Xinbing se secó los ojos y dijo: "Gracias por su consideración, Gran Mariscal. No me preocupa el cansancio. Si no fuera por el Gran Mariscal, ¿cómo podríamos en la Región Sur tener una vida tan buena, con suficiente comida y ropa?".

"Esto es todo lo que podemos hacer por ti, ¡es solo una pequeña cosa!"

«No lo menciones, es lo que debo hacer. Y no te menosprecies, ya sea custodiando la puerta o entregando mensajes, ¡es un puesto crucial en el ejército! Es muy importante para mí». Xie Lanzhi pronunció estas palabras y tomó la carta, abriéndola mientras caminaba.

Sin darse cuenta de que, detrás de él, no solo un mensajero se secaba las lágrimas, sino que también quienes estaban de guardia y patrullando cerca habían escuchado esas palabras.

La carta de Si Bogong detallaba su progreso actual.

Xie Lanzhi dejó la carta sobre el escritorio y murmuró para sí misma: "Es hora de pasar al siguiente paso".

El territorio de los cinco estados Jin.

Si Bogong acompañó personalmente a Xie Shangguang hasta Xie Ji y le explicó el siguiente paso del plan.

Cuando Xie Ji se enteró de que iban a negociar con los Bandidos Amarillos, las palabras de Xie Lanzhi lo dejaron completamente desconcertado. Preguntó incrédulo: "¿Es esta una táctica dilatoria del Gran Mariscal? ¿O hay algún otro propósito?".

Si Bogong dijo: "Como su benefactor, el Gran Mariscal tiene el deber de rescatar a los dos gobernantes".

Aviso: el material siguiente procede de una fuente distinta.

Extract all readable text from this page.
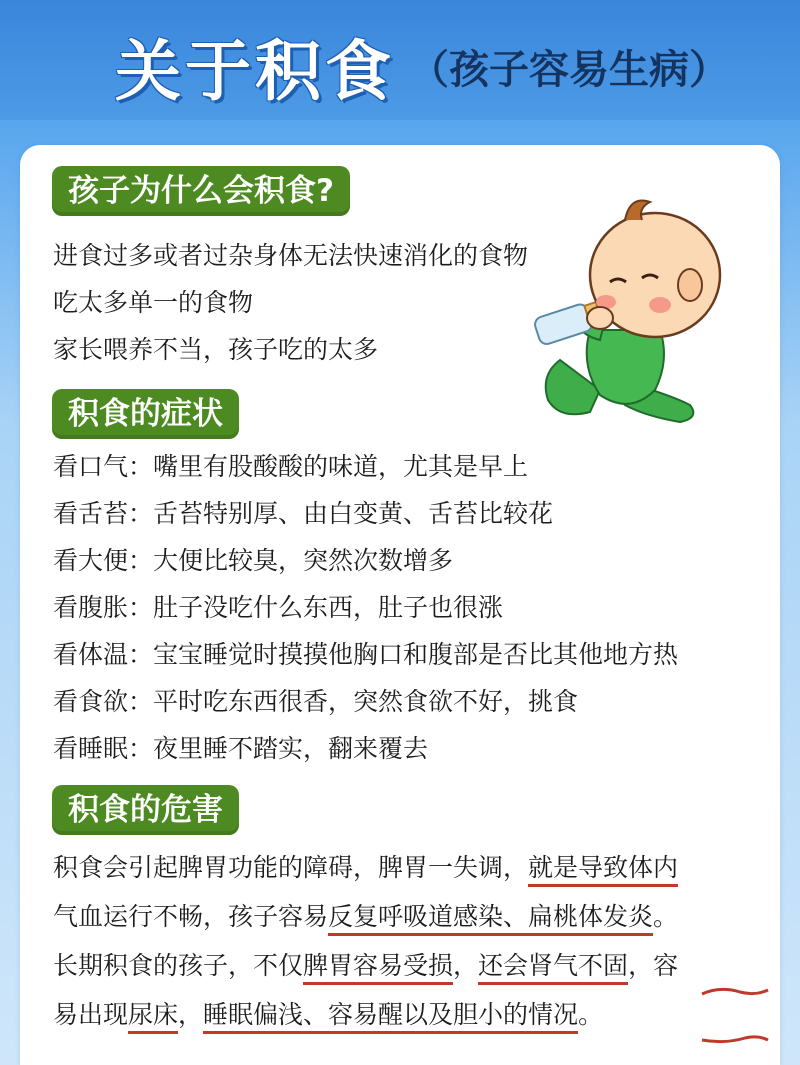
关于积食 （孩子容易生病）
孩子为什么会积食?
进食过多或者过杂身体无法快速消化的食物
吃太多单一的食物
家长喂养不当，孩子吃的太多
积食的症状
看口气：嘴里有股酸酸的味道，尤其是早上
看舌苔：舌苔特别厚、由白变黄、舌苔比较花
看大便：大便比较臭，突然次数增多
看腹胀：肚子没吃什么东西，肚子也很涨
看体温：宝宝睡觉时摸摸他胸口和腹部是否比其他地方热
看食欲：平时吃东西很香，突然食欲不好，挑食
看睡眠：夜里睡不踏实，翻来覆去
积食的危害
积食会引起脾胃功能的障碍，脾胃一失调，就是导致体内
气血运行不畅，孩子容易反复呼吸道感染、扁桃体发炎。
长期积食的孩子，不仅脾胃容易受损，还会肾气不固，容
易出现尿床，睡眠偏浅、容易醒以及胆小的情况。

“Hermano Jin, es cierto que los dos gobernantes son vasallos de la Región Sur, pero es demasiado pedirle a la familia Xie que libere de inmediato al gobernante que ha sido secuestrado por 150.000 personas”. El tono de Xie Ji denotaba cierta insatisfacción.

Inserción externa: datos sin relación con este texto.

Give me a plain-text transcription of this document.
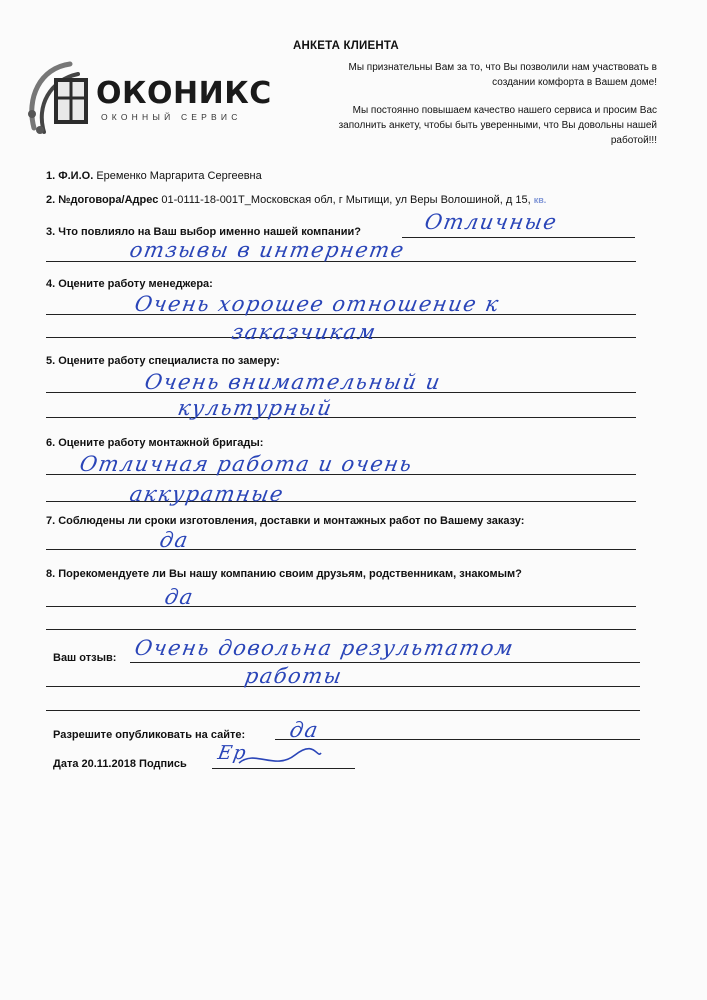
АНКЕТА КЛИЕНТА
Мы признательны Вам за то, что Вы позволили нам участвовать в создании комфорта в Вашем доме!
Мы постоянно повышаем качество нашего сервиса и просим Вас заполнить анкету, чтобы быть уверенными, что Вы довольны нашей работой!!!
ОКОНИКС
ОКОННЫЙ СЕРВИС
1. Ф.И.О. Еременко Маргарита Сергеевна
2. №договора/Адрес 01-0111-18-001Т_Московская обл, г Мытищи, ул Веры Волошиной, д 15, кв.
3. Что повлияло на Ваш выбор именно нашей компании?	Отличные
отзывы в интернете
4. Оцените работу менеджера:
Очень хорошее отношение к
заказчикам
5. Оцените работу специалиста по замеру:
Очень внимательный и
культурный
6. Оцените работу монтажной бригады:
Отличная работа и очень
аккуратные
7. Соблюдены ли сроки изготовления, доставки и монтажных работ по Вашему заказу:
да
8. Порекомендуете ли Вы нашу компанию своим друзьям, родственникам, знакомым?
да
Ваш отзыв: Очень довольна результатом
работы
Разрешите опубликовать на сайте: да
Дата 20.11.2018 Подпись Ер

El Gran Mariscal accedió a la petición de Si Bogong.

Si Bogong era demasiado perezoso para desperdiciar palabras. Tras reflexionar un rato, comprendió las intenciones del Gran Mariscal. Sin dar explicaciones, dijo: «¡Puedes cumplir las órdenes del Gran Mariscal como mejor te parezca!».

Delegó todas las cartas manuscritas de Xie Lanzhi a Xie Ji.

Xie Ji, que dejó a Xie Ji sin palabras al instante, no se atrevió a leer la carta del Gran Mariscal sin permiso y solo pudo devolvérsela cortésmente a Si Bogong: "Fue culpa de Xie Ji, hermano Jin, por favor perdóname".

"Te llevaré a Tianjing inmediatamente. En cuanto a si ese traidor Huang acepta las conversaciones de paz, ¡eso depende del destino!"